The institutional economics approach attributes underground economies’ development to the state’s over-regulation of the economy. In this view, the underground economy provides the economic actors with the possibility of escaping the high bureaucratic and legal costs of operating in the formal economy. This view sees that underground economic growth can be limited or eliminated if a state reduces the bureaucratic requirements and the costs associated with operating in the official economy.

Policy Implications

The underground economy has significant implications for a wide range of policy issues. First of all, without a profound understanding of the underground economy, governments lack a reliable estimate of overall economic conditions, and key economic indicators such as unemployment rates, saving rates, productivity, and price levels may well be biased, leading to suboptimal outcomes. This harms governments’ ability to make informed policy decisions, leading to less than desirable outcomes.

Another oft-cited result of underground economic growth concerns the loss of tax revenue. Taxes are how states finance their services to citizens. When people or enterprises do not pay taxes, the state loses some of its tax base and hence its ability to effectively provide its citizens with services.

A third concern is the emergence of unfair market competition. Because businesses that operate underground avoid some or all regulations, such as taxes and labor benefits, they enjoy cost advantages over enterprises that operate formally. This leads to unfair competition between formal and underground businesses. Unless the state addresses this unfair competition, over the long run more and more businesses will go underground, leading to an increasingly informalized economy.

A fourth concern is the degree of exploitation that prevails in the underground economy. Workers in the underground economy do not enjoy the rights, benefits, and protections that their counterparts in the official economy have. This exploitation in underground economy remains a profit mechanism for companies operating in it. Also, more exploitation of female labor occurs than of male labor, further contributing to society’s gender inequality.

Furthermore, the underground economy illustrates an unhealthy relationship between citizens and government. At the core of this relationship in a modern democratic polity rests a system of rights and duties recognized and upheld by laws. The underground economy functions by, and thrives upon, undermining this institutional relationship. Over the long run, this might lead to an erosion of trust between states and citizens and to a further extension of law-evading behavior into other realms.
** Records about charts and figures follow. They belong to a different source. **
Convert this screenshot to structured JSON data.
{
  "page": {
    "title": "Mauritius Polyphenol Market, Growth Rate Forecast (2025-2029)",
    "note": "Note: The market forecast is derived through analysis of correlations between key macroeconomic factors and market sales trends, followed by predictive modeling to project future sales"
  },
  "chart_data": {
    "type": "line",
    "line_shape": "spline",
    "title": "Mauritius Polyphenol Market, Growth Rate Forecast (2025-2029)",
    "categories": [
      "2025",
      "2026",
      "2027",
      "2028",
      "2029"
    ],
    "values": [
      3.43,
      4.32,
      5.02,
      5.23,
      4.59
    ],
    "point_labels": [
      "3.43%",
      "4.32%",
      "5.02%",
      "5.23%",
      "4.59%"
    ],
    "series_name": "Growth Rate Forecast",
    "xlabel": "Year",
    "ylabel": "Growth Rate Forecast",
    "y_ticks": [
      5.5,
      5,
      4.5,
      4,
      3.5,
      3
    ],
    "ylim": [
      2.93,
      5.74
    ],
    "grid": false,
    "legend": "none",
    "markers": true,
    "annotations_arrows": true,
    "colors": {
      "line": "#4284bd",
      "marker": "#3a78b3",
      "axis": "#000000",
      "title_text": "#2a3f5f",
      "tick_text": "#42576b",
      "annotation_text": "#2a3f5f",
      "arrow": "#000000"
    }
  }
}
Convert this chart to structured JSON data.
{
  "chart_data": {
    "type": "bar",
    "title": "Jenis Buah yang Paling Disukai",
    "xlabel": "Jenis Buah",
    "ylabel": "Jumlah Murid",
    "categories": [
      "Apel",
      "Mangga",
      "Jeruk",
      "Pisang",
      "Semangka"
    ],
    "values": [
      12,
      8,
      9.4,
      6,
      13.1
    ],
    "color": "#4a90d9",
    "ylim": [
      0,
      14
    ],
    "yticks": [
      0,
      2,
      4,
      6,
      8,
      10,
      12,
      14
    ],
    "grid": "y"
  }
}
In response to these oft-cited drawbacks, some scholars note the underground economy’s positive implications. They argue that the underground economy can be beneficial because it responds to the economy’s demand for urban services and small-scale manufacturing. The underground economy thus provides a dynamic and entrepreneurial spirit and can lead to more competition and higher growth; it also may help create markets, increase financial resources, and help transform the legal, economic, and social institutions necessary for wealth accumulation. Moreover, some scholars have found that large portions of the money earned by informal means return to the formal first economy. They also note that during an economic crisis, the underground economy can serve as a buffer zone that allows enterprises to operate with low costs to help meet people’s needs.

Bibliography:

  1. De Soto, Hernando. 1989. The Other Path: The Invisible Revolution in the Third World. New York: Harper & Row.
  2. Feige, L. Edgar. 1990. “Defining and Estimating Underground and Informal Economies: The New Institutional Economics Approach.” World Development 18(7):989-1002.
  3. Portes, Alejandro, Manuel Castells, and Lauren A. Benton, eds. 1989. The Informal Economy: Studies in Advanced and Less Developed Countries. Baltimore: Johns Hopkins University Press.
  4. Schneider, Friedrich and D. H. Enste. 2000. “Shadow Economies: Sizes, Causes and Consequences.” Journal of Economic Literature 38(1):77—114.